A recent article highlights the issues of industry-funded research and the possible bias of results that is introduced because of the sponsorship. Transparency is vital in these situations and failing on that criterion might cast doubt on the whole research project.
The webpage Investigative Reporting Workshop co-published a story with Politics Daily that reports on the issue of biased funding in research conducted to investigate if Parkinson was caused by pesticide. A major contributor to the research project was an industry actor and even though claims that there was no foul play this casts a shadow of doubt on the whole research project. The views expressed in the article is that transparency is crucial in these issues and money should always be separated from a specific project in order for researchers to maintain their objectivity. (Source: Investigative Reporting Workshop)
This is an issue that is also apparent within the flame retardant industry. You will find different studies on the toxicity on bromine; the toxicity seems to correlate with the core business of the company. Looking outside of the industry the debate circles around how to limit use not whether the substance is toxic. The same goes for other common flame-retardant additives such as antimony and chlorine.
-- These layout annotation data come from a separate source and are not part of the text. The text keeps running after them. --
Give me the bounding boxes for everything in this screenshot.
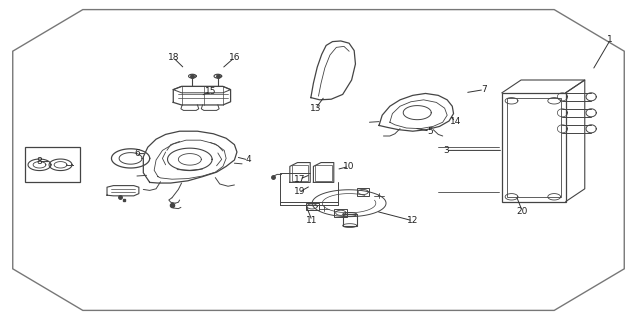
Text: 12: 12: [407, 216, 419, 225]
Text: 4: 4: [246, 156, 251, 164]
Text: 11: 11: [306, 216, 318, 225]
Text: 20: 20: [517, 207, 528, 216]
Bar: [357, 188, 369, 196]
Text: 18: 18: [168, 53, 179, 62]
Bar: [315, 165, 332, 181]
Bar: [502, 93, 566, 202]
Text: 14: 14: [450, 117, 461, 126]
Bar: [343, 214, 357, 226]
Bar: [334, 209, 347, 217]
Text: 8: 8: [36, 157, 43, 166]
Polygon shape: [13, 10, 624, 310]
Text: 6: 6: [134, 149, 140, 158]
Bar: [306, 203, 318, 210]
Bar: [25, 147, 80, 182]
Text: 16: 16: [229, 53, 240, 62]
Bar: [292, 165, 308, 181]
Text: 10: 10: [343, 162, 355, 171]
Text: 5: 5: [427, 127, 433, 136]
Text: 7: 7: [481, 85, 487, 94]
Text: 19: 19: [294, 188, 305, 196]
Text: 15: 15: [204, 87, 216, 96]
Text: 1: 1: [607, 36, 613, 44]
Text: 3: 3: [443, 146, 449, 155]
Text: 17: 17: [294, 175, 305, 184]
Text: 13: 13: [310, 104, 321, 113]
Bar: [507, 98, 561, 197]
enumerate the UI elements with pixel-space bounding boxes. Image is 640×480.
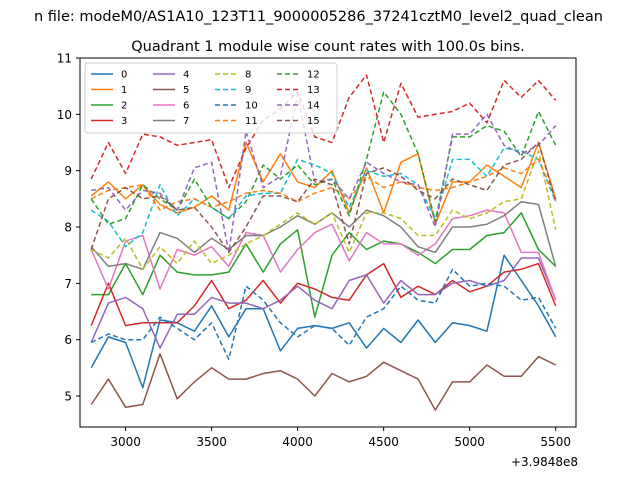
axis-x-offset-label: +3.9848e8 (511, 455, 578, 469)
legend-label-15: 15 (307, 116, 320, 127)
legend-label-10: 10 (245, 101, 258, 112)
legend-label-3: 3 (121, 116, 127, 127)
y-tick-label: 9 (64, 164, 72, 178)
legend-label-13: 13 (307, 85, 320, 96)
legend-label-7: 7 (183, 116, 189, 127)
series-line-4 (90, 257, 557, 349)
legend-label-12: 12 (307, 70, 320, 81)
x-tick-label: 3000 (110, 435, 141, 449)
y-tick-label: 11 (57, 52, 72, 66)
x-tick-label: 3500 (196, 435, 227, 449)
x-tick-label: 5500 (540, 435, 571, 449)
legend-label-8: 8 (245, 70, 251, 81)
y-tick-label: 10 (57, 108, 72, 122)
legend-label-0: 0 (121, 70, 127, 81)
legend-label-6: 6 (183, 101, 189, 112)
x-tick-label: 4000 (282, 435, 313, 449)
series-line-15 (90, 141, 557, 254)
legend-box (84, 62, 338, 134)
x-tick-label: 4500 (368, 435, 399, 449)
y-tick-label: 7 (64, 277, 72, 291)
legend-label-1: 1 (121, 85, 127, 96)
legend-label-11: 11 (245, 116, 258, 127)
series-line-14 (91, 93, 557, 254)
series-line-6 (90, 209, 557, 301)
series-line-13 (90, 74, 557, 189)
y-tick-label: 8 (64, 221, 72, 235)
series-line-2 (91, 212, 557, 318)
plot-area-frame (79, 57, 577, 428)
figure-suptitle: n file: modeM0/AS1A10_123T11_9000005286_… (34, 9, 603, 25)
series-layer (90, 74, 557, 411)
legend-label-4: 4 (183, 70, 189, 81)
legend-label-9: 9 (245, 85, 251, 96)
series-line-5 (90, 353, 557, 411)
series-line-1 (90, 141, 557, 225)
y-tick-label: 6 (64, 333, 72, 347)
series-line-8 (90, 150, 557, 271)
series-line-11 (90, 158, 557, 211)
legend-label-2: 2 (121, 101, 127, 112)
chart-title: Quadrant 1 module wise count rates with … (131, 39, 525, 55)
y-tick-label: 5 (64, 390, 72, 404)
x-tick-label: 5000 (454, 435, 485, 449)
series-line-0 (90, 254, 557, 389)
series-line-3 (90, 262, 557, 327)
series-line-9 (90, 147, 557, 248)
legend-label-5: 5 (183, 85, 189, 96)
legend-label-14: 14 (307, 101, 320, 112)
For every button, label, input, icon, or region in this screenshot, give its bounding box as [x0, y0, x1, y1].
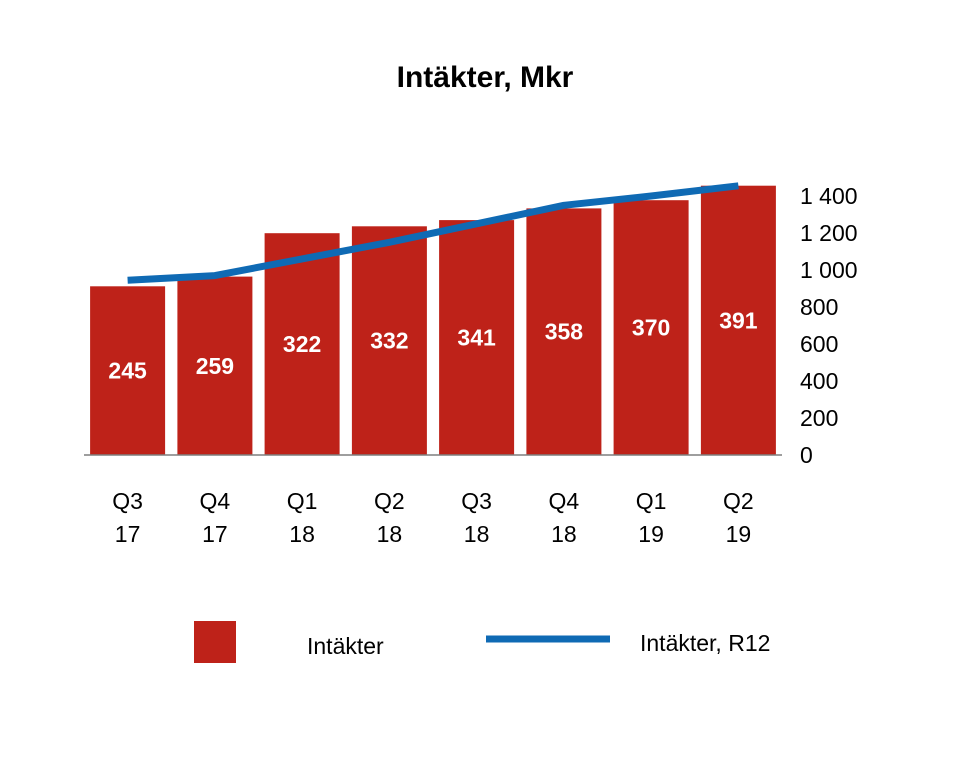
x-axis-categories: Q3 17 Q4 17 Q1 18 Q2 18 Q3 18 Q4 18 Q1 19 Q2 19	[112, 488, 753, 547]
bar-data-label: 391	[719, 307, 758, 333]
bar-1	[177, 276, 253, 455]
bar-2	[264, 233, 340, 455]
x-tick-label: Q3 17	[112, 488, 143, 547]
x-tick-label: Q3 18	[461, 488, 492, 547]
x-tick-label: Q2 19	[723, 488, 754, 547]
y-tick-label: 800	[800, 294, 838, 320]
bar-0	[90, 286, 166, 456]
x-tick-label: Q4 18	[549, 488, 580, 547]
bar-data-label: 322	[283, 331, 321, 357]
bar-data-label: 259	[196, 353, 234, 379]
legend: Intäkter Intäkter, R12	[194, 621, 770, 663]
bar-data-label: 358	[545, 319, 584, 345]
legend-label-intakter-r12: Intäkter, R12	[640, 630, 770, 656]
y-tick-label: 0	[800, 442, 813, 468]
bar-3	[351, 226, 427, 455]
x-tick-label: Q4 17	[200, 488, 231, 547]
legend-label-intakter: Intäkter	[307, 633, 384, 659]
legend-swatch-intakter	[194, 621, 236, 663]
bar-data-labels: 245 259 322 332 341 358 370 391	[108, 307, 757, 383]
bar-data-label: 341	[457, 325, 496, 351]
bar-5	[526, 208, 602, 455]
y-tick-label: 1 400	[800, 183, 858, 209]
y-tick-label: 1 000	[800, 257, 858, 283]
bar-7	[700, 185, 776, 455]
chart-title: Intäkter, Mkr	[397, 61, 574, 94]
bar-series	[90, 185, 776, 456]
bar-4	[439, 220, 515, 455]
bar-6	[613, 200, 689, 455]
x-tick-label: Q1 19	[636, 488, 667, 547]
x-tick-label: Q2 18	[374, 488, 405, 547]
x-tick-label: Q1 18	[287, 488, 318, 547]
bar-data-label: 332	[370, 328, 408, 354]
y-tick-label: 600	[800, 331, 838, 357]
y-tick-label: 1 200	[800, 220, 858, 246]
r12-line-series	[127, 182, 739, 284]
y-tick-label: 400	[800, 368, 838, 394]
bar-data-label: 370	[632, 315, 670, 341]
secondary-y-axis: 0 200 400 600 800 1 000 1 200 1 400	[800, 183, 858, 468]
bar-data-label: 245	[108, 358, 147, 384]
y-tick-label: 200	[800, 405, 838, 431]
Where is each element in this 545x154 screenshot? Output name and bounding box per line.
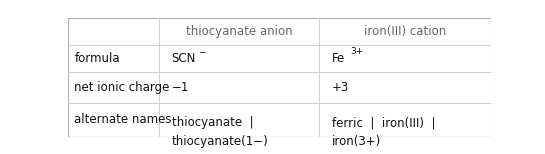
Text: ferric  |  iron(III)  |
iron(3+): ferric | iron(III) | iron(3+): [332, 116, 435, 148]
Text: formula: formula: [75, 52, 120, 65]
Text: thiocyanate anion: thiocyanate anion: [186, 25, 293, 38]
Text: −: −: [198, 47, 205, 57]
Text: thiocyanate  |
thiocyanate(1−): thiocyanate | thiocyanate(1−): [172, 116, 268, 148]
Text: SCN: SCN: [172, 52, 196, 65]
Text: alternate names: alternate names: [75, 113, 172, 126]
Text: 3+: 3+: [350, 47, 364, 57]
Text: net ionic charge: net ionic charge: [75, 81, 170, 94]
Text: Fe: Fe: [332, 52, 346, 65]
Text: +3: +3: [332, 81, 349, 94]
Text: −1: −1: [172, 81, 189, 94]
Text: iron(III) cation: iron(III) cation: [364, 25, 446, 38]
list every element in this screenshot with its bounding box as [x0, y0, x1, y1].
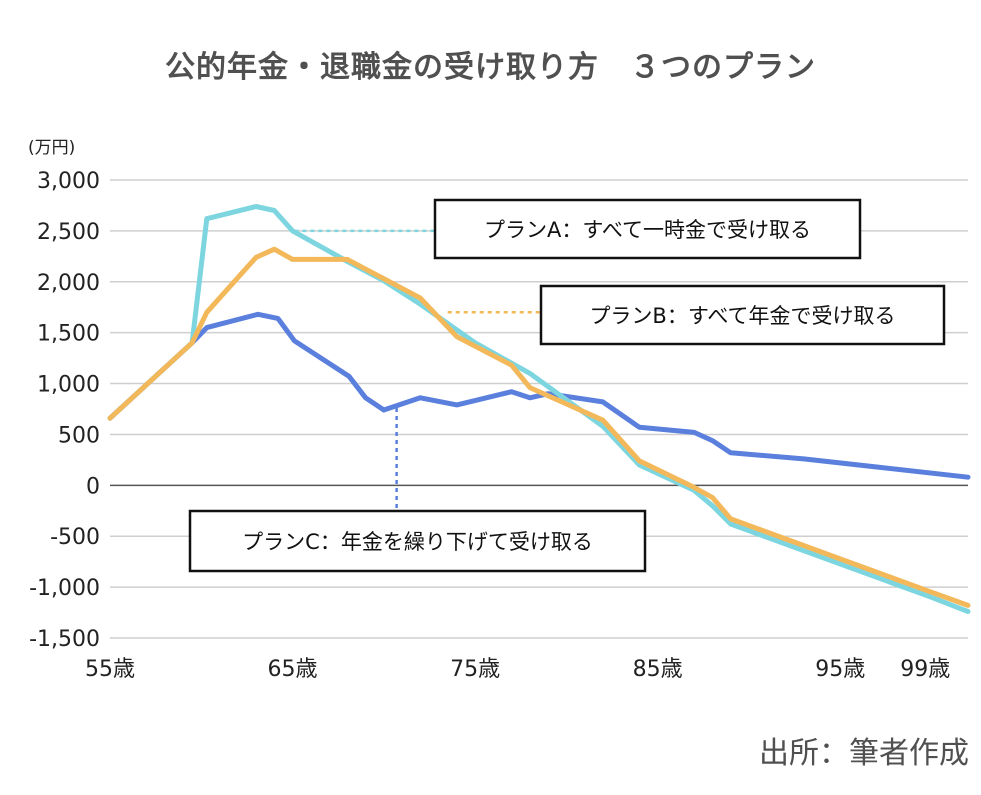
y-tick-label: -1,000	[29, 576, 100, 601]
annotation-label: プランA：すべて一時金で受け取る	[484, 218, 811, 242]
annotation-box	[539, 284, 946, 346]
y-tick-label: -1,500	[29, 627, 100, 652]
chart-title: 公的年金・退職金の受け取り方 ３つのプラン	[165, 50, 816, 85]
y-tick-label: 1,500	[37, 322, 100, 347]
annotation-layer: プランA：すべて一時金で受け取るプランB：すべて年金で受け取るプランC：年金を繰…	[188, 198, 946, 573]
x-tick-layer: 55歳 65歳 75歳 85歳 95歳 99歳	[85, 657, 950, 682]
y-tick-label: 500	[58, 423, 100, 448]
annotation-label: プランC：年金を繰り下げて受け取る	[242, 530, 593, 554]
source-note: 出所：筆者作成	[759, 736, 969, 771]
series-layer	[107, 204, 971, 614]
annotation-box	[188, 509, 647, 573]
y-tick-label: -500	[50, 525, 100, 550]
y-tick-layer: 3,000 2,500 2,000 1,500 1,000 500 0 -500 -1,000 -…	[29, 169, 100, 652]
y-tick-label: 2,500	[37, 220, 100, 245]
x-tick-label: 95歳	[815, 657, 865, 682]
x-tick-label: 75歳	[450, 657, 500, 682]
y-tick-label: 1,000	[37, 373, 100, 398]
x-tick-label: 65歳	[268, 657, 318, 682]
x-tick-label: 85歳	[633, 657, 683, 682]
x-tick-label: 99歳	[900, 657, 950, 682]
x-tick-label: 55歳	[85, 657, 135, 682]
y-unit-label: (万円)	[28, 138, 75, 158]
annotation-label: プランB：すべて年金で受け取る	[589, 304, 895, 328]
annotation-leader-layer	[294, 229, 541, 511]
series-line-c	[107, 311, 971, 480]
annotation-box	[433, 198, 862, 260]
series-line-b	[107, 246, 971, 608]
y-tick-label: 3,000	[37, 169, 100, 194]
y-tick-label: 2,000	[37, 271, 100, 296]
y-tick-label: 0	[86, 474, 100, 499]
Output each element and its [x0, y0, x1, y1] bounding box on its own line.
We believe that certain substances have such far-reaching consequences that they should be banned when there is a scientifically based suspicion that these will impact the health of humans, especially if they have apparent persistent characteristics. The argument that opposing views warrants for continued use is difficult for me to swallow. Science hardly ever gives clear, unambiguous results. The outcome could just as well have been determined in the problem definition. Therefore it is increasingly important with a transparent and pragmatic view of how research is conducted and funded. Targeted funding by actors that have financial interest vested in the outcome of a study should not be allowed.